Längere Zeit verbrachte ich mit einem historischen Gemälde von Angelika Kauffmann, »Plinius der Jüngere mit seiner Mutter beim Ausbruch des Vesuvs in Misenum« (1785). Das Sujet hatte mich sofort wieder gepackt und ich wanderte die Ebenen und dargestellten Figuren ab, aber irgendwas stimmte nicht, und ich wusste nicht was, bis auf einmal, hä?

Der jüngere Plinius, der in blauem Gewand und mit offenen Sandalen in der Mitte der vorderen Figurengruppe sitzt, die Beine übereinander geschlagen, hat zwei linke Füße! Ein Glitch, der einen sofort zwingt, voller Abscheu den Blick wegzuwenden, um sich dann doch ganz langsam und in verschiedenen Etappen an dieses Phänomen heranzutasten, das ja in der Kunstgeschichte kein seltenes ist, cf. Tischbein.

Der Katalog hat eine Erklärung parat:

»As was noted when the work was first exhibited at London’s Royal Academy in 1786, Pliny has two left feet. The reason for this may be that Kauffmann, then among the most popular artists in Rome, evidently relied on her less-talented husband, Antonio Zucchi, to complete many of her commissions.«

Antonio Zucchi, was hast du getan!

Mit diesem gellenden Ruf verließen wir das Museum, als es sich ausgeregnet hatte, und es war mal wieder Zeit für Dinner in Princeton.
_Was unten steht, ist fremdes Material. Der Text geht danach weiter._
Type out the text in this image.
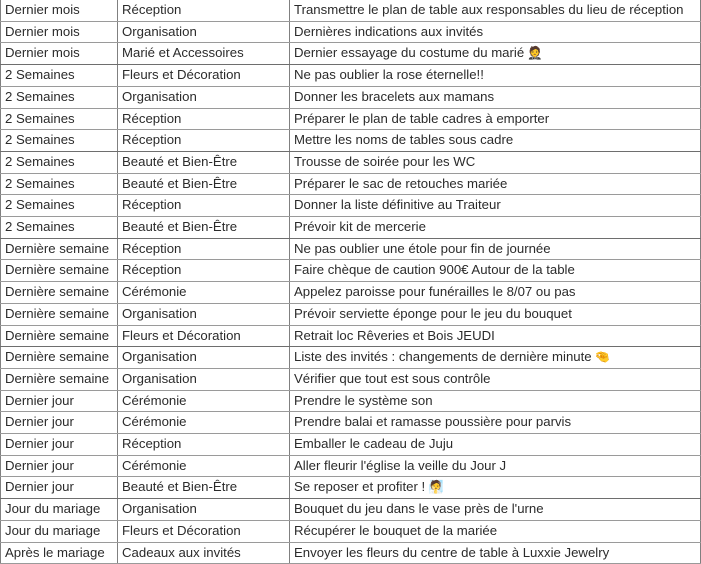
Dernier mois	Réception	Transmettre le plan de table aux responsables du lieu de réception
Dernier mois	Organisation	Dernières indications aux invités
Dernier mois	Marié et Accessoires	Dernier essayage du costume du marié 🤵
2 Semaines	Fleurs et Décoration	Ne pas oublier la rose éternelle!!
2 Semaines	Organisation	Donner les bracelets aux mamans
2 Semaines	Réception	Préparer le plan de table cadres à emporter
2 Semaines	Réception	Mettre les noms de tables sous cadre
2 Semaines	Beauté et Bien-Être	Trousse de soirée pour les WC
2 Semaines	Beauté et Bien-Être	Préparer le sac de retouches mariée
2 Semaines	Réception	Donner la liste définitive au Traiteur
2 Semaines	Beauté et Bien-Être	Prévoir kit de mercerie
Dernière semaine	Réception	Ne pas oublier une étole pour fin de journée
Dernière semaine	Réception	Faire chèque de caution 900€ Autour de la table
Dernière semaine	Cérémonie	Appelez paroisse pour funérailles le 8/07 ou pas
Dernière semaine	Organisation	Prévoir serviette éponge pour le jeu du bouquet
Dernière semaine	Fleurs et Décoration	Retrait loc Rêveries et Bois JEUDI
Dernière semaine	Organisation	Liste des invités : changements de dernière minute 🤏
Dernière semaine	Organisation	Vérifier que tout est sous contrôle
Dernier jour	Cérémonie	Prendre le système son
Dernier jour	Cérémonie	Prendre balai et ramasse poussière pour parvis
Dernier jour	Réception	Emballer le cadeau de Juju
Dernier jour	Cérémonie	Aller fleurir l'église la veille du Jour J
Dernier jour	Beauté et Bien-Être	Se reposer et profiter ! 🧖
Jour du mariage	Organisation	Bouquet du jeu dans le vase près de l'urne
Jour du mariage	Fleurs et Décoration	Récupérer le bouquet de la mariée
Après le mariage	Cadeaux aux invités	Envoyer les fleurs du centre de table à Luxxie Jewelry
Einige Tage später, wir waren längst wieder zu Hause, schrieb ich eine E-Mail an das Princeton Art Museum. Ich begann damit, meinem Excitement über die Sammlung Ausdruck zu geben und von den schönen Erinnerungen an unseren Besuch zu berichten. Im nächsten Absatz bat ich dann darum, doch bitte mal unverbindlich in der Garderobe nach zwei ellbogengroßen Blumenvasen Ausschau zu halten, denn die hatten wir dort einfach vergessen, und der Sekretär hatte sich tagelang nicht bei uns gemeldet wegen der Abrechnungen. Blumenvasen!
 

Eine Reaktion zu “Die linken Füße von Princeton”

  1. Dique

    Top, will auch gleich nach Princeton und dort ein paar Vasen schleppen, was wären es für welche, chinesische?